Crowder than tosses his gun aside to engage the rogue banker in hand-to-hand combat, and actually gets his trademark cigar knocked out of his mouth before setting things to rights. That may not be enough for Fred Williamson fans who get suckered into this film on the assumption that he's the star and fights the blind bandits. VideoAsia's Thug City Chronicles collection goes so far wrong as to claim that Fred leads the blind gang in this picture. Even more disappointed will be such fans as there are of eccentric auteur Leo Fong. Though the story is as goofy as you might expect from Fong, whatever his actual contribution was, he doesn't really have much to do in the picture and his distinctive voice is overdubbed by another actor. Those caveats aside, bad movie connoisseurs should have a blast with this blockheaded epic. If the story isn't enough for you, there are outrageous Seventies fashions and ponderous theme ballad, "The System," to take into consideration. I'll leave you with some lyrics from Tito Sotto's song:
We live in a world
Of heartaches and pain
And somehow you feel
Life's just but a game
So dare not say why.
You have to survive.
The moment you fall...
...Into the System!
And speaking of falsely advertising a Fred Williamson vehicle, here's the trailer as uploaded by HuffTheTalbot
2 comments:
Another great review - and sadly, yes, I want to see this!
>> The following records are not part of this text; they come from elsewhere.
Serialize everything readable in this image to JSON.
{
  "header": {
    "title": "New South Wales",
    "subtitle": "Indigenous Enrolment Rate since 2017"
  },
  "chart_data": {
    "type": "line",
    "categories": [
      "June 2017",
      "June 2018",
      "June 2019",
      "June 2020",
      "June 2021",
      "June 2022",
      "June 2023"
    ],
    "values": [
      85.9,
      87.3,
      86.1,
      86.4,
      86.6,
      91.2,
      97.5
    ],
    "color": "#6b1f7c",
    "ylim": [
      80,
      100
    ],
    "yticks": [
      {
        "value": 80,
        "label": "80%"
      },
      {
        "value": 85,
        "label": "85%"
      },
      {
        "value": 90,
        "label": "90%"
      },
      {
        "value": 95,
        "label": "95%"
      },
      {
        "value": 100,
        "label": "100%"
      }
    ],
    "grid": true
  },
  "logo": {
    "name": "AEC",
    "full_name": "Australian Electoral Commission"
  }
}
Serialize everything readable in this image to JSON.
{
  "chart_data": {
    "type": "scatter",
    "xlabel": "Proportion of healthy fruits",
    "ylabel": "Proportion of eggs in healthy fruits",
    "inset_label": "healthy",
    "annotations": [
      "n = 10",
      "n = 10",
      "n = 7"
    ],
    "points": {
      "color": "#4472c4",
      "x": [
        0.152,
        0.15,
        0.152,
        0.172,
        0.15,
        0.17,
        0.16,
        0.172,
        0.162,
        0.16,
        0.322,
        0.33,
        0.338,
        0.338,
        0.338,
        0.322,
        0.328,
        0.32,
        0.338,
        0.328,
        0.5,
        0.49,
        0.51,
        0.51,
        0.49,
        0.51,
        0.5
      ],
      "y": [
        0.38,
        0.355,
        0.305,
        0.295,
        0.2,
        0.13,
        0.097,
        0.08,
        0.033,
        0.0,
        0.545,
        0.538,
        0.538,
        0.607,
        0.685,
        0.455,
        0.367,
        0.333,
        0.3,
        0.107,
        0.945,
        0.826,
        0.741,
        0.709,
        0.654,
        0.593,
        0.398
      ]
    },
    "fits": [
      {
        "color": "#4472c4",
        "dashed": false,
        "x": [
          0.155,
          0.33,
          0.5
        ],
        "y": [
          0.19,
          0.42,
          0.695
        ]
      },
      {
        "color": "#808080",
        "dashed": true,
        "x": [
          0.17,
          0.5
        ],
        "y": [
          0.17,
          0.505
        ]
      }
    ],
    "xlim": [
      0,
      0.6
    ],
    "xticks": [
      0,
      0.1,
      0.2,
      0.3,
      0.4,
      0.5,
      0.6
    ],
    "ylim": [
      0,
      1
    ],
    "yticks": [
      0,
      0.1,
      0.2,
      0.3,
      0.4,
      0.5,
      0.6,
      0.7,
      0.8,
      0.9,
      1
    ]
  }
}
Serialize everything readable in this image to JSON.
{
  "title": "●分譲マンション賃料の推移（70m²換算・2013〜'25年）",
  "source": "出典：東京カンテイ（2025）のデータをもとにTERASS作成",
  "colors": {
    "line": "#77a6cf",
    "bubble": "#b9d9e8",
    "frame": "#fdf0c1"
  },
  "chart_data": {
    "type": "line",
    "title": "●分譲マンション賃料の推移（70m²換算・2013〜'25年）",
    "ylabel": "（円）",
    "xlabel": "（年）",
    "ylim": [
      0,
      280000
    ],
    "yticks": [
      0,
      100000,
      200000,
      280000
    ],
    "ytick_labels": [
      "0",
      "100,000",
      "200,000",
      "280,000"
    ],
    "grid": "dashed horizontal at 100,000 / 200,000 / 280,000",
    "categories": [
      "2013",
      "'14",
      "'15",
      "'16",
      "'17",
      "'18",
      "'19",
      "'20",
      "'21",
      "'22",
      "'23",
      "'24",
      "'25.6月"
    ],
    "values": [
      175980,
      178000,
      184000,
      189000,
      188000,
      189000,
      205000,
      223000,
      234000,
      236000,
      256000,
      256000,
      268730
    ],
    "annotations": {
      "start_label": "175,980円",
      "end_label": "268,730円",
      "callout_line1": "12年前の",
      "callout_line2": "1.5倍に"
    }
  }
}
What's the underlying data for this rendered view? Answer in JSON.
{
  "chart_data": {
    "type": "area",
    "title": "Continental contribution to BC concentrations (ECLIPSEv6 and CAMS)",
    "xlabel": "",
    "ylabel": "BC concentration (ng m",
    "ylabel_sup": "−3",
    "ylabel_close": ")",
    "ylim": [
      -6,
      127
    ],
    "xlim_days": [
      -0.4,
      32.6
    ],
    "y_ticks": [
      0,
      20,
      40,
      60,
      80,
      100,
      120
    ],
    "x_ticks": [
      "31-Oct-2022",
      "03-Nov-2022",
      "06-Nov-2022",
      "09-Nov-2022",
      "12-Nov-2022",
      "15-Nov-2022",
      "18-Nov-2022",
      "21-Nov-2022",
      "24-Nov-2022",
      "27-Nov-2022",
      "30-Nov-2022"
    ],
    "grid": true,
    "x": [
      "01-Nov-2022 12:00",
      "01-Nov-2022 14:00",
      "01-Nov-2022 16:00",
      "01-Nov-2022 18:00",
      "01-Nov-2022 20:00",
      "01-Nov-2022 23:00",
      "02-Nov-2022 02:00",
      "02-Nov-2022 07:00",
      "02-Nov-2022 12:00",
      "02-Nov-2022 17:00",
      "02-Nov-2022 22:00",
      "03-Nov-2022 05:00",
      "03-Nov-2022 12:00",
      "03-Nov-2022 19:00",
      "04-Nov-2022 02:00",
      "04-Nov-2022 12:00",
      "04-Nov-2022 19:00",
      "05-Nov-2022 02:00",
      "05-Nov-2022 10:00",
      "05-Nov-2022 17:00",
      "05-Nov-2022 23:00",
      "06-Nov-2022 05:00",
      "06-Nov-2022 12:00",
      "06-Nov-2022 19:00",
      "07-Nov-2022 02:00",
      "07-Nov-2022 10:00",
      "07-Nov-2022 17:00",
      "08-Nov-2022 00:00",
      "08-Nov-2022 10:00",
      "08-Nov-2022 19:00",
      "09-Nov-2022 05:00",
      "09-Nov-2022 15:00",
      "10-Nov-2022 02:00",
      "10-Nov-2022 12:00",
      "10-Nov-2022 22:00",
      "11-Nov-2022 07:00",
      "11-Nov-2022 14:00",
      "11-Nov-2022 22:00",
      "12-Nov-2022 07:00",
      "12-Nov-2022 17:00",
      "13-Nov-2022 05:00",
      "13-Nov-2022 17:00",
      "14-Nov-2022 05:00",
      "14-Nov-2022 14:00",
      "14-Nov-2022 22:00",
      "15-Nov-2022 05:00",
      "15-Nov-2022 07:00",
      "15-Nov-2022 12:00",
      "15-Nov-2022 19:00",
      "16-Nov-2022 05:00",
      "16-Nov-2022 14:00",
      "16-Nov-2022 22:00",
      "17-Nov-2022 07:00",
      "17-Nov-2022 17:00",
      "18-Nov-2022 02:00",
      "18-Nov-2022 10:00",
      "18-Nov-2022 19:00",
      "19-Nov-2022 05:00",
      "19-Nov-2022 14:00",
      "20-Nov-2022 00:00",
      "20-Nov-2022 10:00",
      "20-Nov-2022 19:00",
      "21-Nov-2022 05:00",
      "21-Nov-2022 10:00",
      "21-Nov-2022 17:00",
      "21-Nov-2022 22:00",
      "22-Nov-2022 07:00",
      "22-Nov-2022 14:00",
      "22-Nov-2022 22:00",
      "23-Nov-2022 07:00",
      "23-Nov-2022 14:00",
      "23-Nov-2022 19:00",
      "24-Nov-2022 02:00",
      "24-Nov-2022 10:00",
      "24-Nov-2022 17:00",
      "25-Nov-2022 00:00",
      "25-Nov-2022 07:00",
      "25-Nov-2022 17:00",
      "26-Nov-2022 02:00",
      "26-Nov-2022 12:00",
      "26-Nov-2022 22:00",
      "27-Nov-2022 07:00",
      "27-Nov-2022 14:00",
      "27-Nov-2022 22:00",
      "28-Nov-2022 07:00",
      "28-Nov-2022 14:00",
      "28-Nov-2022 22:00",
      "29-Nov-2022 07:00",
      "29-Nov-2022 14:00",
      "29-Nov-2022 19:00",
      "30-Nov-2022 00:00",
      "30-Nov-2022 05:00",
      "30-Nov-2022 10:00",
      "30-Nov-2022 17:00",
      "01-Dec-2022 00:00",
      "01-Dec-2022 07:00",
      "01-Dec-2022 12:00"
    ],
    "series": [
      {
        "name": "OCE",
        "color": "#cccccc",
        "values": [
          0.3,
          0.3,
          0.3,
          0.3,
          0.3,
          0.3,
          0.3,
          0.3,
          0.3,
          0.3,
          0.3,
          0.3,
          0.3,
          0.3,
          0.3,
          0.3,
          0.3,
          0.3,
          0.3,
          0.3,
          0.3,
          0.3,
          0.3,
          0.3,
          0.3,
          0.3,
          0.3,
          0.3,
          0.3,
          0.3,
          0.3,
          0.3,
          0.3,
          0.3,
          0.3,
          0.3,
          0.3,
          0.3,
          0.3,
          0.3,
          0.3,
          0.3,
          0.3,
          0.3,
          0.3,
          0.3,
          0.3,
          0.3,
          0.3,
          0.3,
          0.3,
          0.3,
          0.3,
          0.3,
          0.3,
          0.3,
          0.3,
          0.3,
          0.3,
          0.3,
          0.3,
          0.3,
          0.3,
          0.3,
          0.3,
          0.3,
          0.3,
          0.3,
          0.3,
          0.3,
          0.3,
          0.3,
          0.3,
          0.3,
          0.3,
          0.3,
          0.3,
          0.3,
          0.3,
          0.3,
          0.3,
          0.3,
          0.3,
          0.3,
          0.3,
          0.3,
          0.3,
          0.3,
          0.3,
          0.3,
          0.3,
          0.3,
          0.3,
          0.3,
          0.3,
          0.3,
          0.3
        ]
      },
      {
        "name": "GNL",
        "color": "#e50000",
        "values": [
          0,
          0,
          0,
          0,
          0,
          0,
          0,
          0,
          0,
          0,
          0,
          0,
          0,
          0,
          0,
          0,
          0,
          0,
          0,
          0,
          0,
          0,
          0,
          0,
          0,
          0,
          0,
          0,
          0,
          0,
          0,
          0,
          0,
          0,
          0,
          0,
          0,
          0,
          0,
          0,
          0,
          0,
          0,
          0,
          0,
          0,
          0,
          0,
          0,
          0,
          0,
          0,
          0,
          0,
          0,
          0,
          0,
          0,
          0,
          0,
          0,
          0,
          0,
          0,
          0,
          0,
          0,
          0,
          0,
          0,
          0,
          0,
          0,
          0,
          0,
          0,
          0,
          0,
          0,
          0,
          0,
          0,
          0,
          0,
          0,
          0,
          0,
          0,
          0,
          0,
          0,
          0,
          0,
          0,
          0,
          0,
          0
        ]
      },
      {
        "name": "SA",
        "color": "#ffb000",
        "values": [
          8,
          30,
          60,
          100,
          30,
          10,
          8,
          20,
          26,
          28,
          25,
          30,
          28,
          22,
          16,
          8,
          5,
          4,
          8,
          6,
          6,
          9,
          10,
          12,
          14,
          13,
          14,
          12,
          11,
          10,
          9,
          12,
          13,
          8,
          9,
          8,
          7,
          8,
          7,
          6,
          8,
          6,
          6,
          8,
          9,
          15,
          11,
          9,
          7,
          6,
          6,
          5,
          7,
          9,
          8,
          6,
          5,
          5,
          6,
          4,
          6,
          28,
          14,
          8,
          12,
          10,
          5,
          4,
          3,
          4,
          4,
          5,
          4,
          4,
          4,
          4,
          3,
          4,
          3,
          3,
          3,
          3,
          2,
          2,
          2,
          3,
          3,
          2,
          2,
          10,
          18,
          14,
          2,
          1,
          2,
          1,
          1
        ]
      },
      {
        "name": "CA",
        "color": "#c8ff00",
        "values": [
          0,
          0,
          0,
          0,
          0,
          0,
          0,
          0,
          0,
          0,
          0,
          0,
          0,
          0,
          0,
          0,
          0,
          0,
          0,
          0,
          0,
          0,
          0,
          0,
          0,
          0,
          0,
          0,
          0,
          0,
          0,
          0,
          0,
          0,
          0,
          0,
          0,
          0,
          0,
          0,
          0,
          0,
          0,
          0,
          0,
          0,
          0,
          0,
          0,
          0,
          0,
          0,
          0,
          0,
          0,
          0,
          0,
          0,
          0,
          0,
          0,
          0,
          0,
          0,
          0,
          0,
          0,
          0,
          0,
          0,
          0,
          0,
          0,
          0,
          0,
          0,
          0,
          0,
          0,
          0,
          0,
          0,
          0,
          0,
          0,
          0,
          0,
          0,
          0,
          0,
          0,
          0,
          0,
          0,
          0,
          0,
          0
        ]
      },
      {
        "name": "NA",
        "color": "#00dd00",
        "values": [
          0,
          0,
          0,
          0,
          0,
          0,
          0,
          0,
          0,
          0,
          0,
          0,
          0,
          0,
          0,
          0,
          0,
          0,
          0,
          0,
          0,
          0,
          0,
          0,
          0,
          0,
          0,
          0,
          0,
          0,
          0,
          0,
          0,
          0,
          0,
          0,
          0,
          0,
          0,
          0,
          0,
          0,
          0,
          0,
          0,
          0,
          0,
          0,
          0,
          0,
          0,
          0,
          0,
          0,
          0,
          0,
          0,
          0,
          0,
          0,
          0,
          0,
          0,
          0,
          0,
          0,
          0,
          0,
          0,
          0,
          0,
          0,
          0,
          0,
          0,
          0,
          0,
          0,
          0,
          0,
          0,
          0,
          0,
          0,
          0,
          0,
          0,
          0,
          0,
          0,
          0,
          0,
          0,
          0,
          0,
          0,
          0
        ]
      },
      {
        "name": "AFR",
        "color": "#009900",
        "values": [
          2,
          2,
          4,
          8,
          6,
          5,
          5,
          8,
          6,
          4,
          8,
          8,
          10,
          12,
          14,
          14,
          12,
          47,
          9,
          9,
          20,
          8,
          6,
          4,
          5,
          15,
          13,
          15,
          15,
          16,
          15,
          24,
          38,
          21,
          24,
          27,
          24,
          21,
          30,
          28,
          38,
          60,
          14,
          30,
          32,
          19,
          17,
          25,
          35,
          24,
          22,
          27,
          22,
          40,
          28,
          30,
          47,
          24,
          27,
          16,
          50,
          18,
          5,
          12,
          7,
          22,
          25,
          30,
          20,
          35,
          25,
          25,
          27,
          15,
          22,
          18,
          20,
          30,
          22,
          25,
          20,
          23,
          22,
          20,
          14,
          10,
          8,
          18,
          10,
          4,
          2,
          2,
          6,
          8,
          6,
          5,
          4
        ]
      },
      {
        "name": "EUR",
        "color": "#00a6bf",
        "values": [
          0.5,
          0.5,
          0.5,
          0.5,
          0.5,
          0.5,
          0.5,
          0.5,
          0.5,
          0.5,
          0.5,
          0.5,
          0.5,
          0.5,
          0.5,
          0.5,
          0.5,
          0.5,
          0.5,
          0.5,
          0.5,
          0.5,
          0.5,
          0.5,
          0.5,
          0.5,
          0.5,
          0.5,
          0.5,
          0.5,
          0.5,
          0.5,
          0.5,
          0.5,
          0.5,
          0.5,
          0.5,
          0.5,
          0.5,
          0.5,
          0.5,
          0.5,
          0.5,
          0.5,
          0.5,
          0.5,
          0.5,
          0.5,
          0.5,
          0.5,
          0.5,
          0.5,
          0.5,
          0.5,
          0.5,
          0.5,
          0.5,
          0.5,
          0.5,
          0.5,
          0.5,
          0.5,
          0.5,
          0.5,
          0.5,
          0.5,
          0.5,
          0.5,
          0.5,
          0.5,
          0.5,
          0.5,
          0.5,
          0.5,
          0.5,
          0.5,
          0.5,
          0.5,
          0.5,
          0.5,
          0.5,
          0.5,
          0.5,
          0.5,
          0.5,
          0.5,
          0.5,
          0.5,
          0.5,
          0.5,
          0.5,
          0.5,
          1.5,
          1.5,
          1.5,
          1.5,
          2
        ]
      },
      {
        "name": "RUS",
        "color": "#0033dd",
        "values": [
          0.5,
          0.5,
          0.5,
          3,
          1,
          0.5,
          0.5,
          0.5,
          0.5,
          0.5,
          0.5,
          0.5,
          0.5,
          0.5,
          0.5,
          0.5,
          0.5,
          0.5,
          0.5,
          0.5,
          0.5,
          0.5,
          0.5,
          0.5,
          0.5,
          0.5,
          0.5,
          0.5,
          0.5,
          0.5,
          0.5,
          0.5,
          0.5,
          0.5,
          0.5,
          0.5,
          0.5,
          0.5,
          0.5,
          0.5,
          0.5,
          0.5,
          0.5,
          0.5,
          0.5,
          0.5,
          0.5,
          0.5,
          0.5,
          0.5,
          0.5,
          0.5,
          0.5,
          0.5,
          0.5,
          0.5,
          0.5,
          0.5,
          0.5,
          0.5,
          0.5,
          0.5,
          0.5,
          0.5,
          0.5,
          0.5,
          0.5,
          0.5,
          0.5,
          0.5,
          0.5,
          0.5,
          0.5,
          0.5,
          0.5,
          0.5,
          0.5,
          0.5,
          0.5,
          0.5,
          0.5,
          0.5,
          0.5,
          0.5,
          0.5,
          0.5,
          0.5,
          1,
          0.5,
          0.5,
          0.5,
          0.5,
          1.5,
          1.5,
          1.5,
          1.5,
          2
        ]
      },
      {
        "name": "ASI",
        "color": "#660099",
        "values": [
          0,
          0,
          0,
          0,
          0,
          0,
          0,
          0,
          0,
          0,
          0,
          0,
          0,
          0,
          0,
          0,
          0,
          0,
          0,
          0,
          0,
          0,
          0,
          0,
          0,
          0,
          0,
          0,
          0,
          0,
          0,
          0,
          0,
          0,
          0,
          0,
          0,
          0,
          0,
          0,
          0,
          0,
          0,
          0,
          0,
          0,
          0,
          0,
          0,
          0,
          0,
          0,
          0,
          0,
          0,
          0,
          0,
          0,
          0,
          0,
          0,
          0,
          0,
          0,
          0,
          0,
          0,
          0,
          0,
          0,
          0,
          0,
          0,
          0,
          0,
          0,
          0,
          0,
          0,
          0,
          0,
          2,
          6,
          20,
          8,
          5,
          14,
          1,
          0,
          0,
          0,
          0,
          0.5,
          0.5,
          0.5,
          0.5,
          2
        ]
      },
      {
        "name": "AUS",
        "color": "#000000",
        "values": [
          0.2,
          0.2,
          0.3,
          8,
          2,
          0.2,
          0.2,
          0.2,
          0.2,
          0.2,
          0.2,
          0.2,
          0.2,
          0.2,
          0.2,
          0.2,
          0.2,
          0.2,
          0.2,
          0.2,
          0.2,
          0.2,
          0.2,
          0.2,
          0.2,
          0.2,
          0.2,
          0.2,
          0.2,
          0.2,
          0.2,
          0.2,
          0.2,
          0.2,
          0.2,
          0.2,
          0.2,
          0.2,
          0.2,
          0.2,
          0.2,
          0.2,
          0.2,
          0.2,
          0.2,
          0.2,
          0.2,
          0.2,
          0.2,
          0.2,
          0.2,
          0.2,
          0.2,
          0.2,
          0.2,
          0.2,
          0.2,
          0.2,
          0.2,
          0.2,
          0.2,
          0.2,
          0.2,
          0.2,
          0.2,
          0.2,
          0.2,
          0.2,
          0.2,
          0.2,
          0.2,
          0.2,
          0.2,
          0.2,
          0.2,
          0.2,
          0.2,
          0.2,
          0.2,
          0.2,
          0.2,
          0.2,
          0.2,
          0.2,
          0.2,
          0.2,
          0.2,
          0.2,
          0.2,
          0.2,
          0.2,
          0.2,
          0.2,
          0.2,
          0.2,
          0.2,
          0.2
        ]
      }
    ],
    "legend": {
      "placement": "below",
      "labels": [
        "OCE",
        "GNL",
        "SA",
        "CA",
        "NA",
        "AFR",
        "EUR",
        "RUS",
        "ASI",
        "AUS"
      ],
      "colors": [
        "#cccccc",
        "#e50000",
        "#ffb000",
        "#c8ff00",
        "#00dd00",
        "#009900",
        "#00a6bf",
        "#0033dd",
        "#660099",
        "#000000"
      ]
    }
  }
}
Allegedly, the first Jesse (he's one mean Cat!) Crowder film was based on a rejected 'Dirty Harry' script.
Yes! You have nailed this review. And correctly identified the line that could become America's next big catchphrase, or at least a new ad slogan for IHOP.
And yet you have been too kind. Are you related to someone in the film? I have watched this movie several times and based on plot, dialog, acting, music, camera work, editing, etc., etc., it is the worst film I have ever seen. It is a masterpiece of bad. We've had viewing parties where friends to try identify everything that's done wrong--a futile task.
But here are a few:
In the rape scene the actor enters the room where there's clearly no door. The airplane collides with the terminal and then explodes out in the middle of the runway. In the diner scene, they were missing some footage of the dialog and so just used a still of the actor sitting at the table. When the film was shot, the actors said it was a $5 million at stake. In the overdub it was changed to $10 million. The tracking shot of the outdoor training facility is so shaky, it looks like the camera was set in a shopping cart.
Thank you for the background on this. I will print out your post and put it in my Blind Rage VHS case.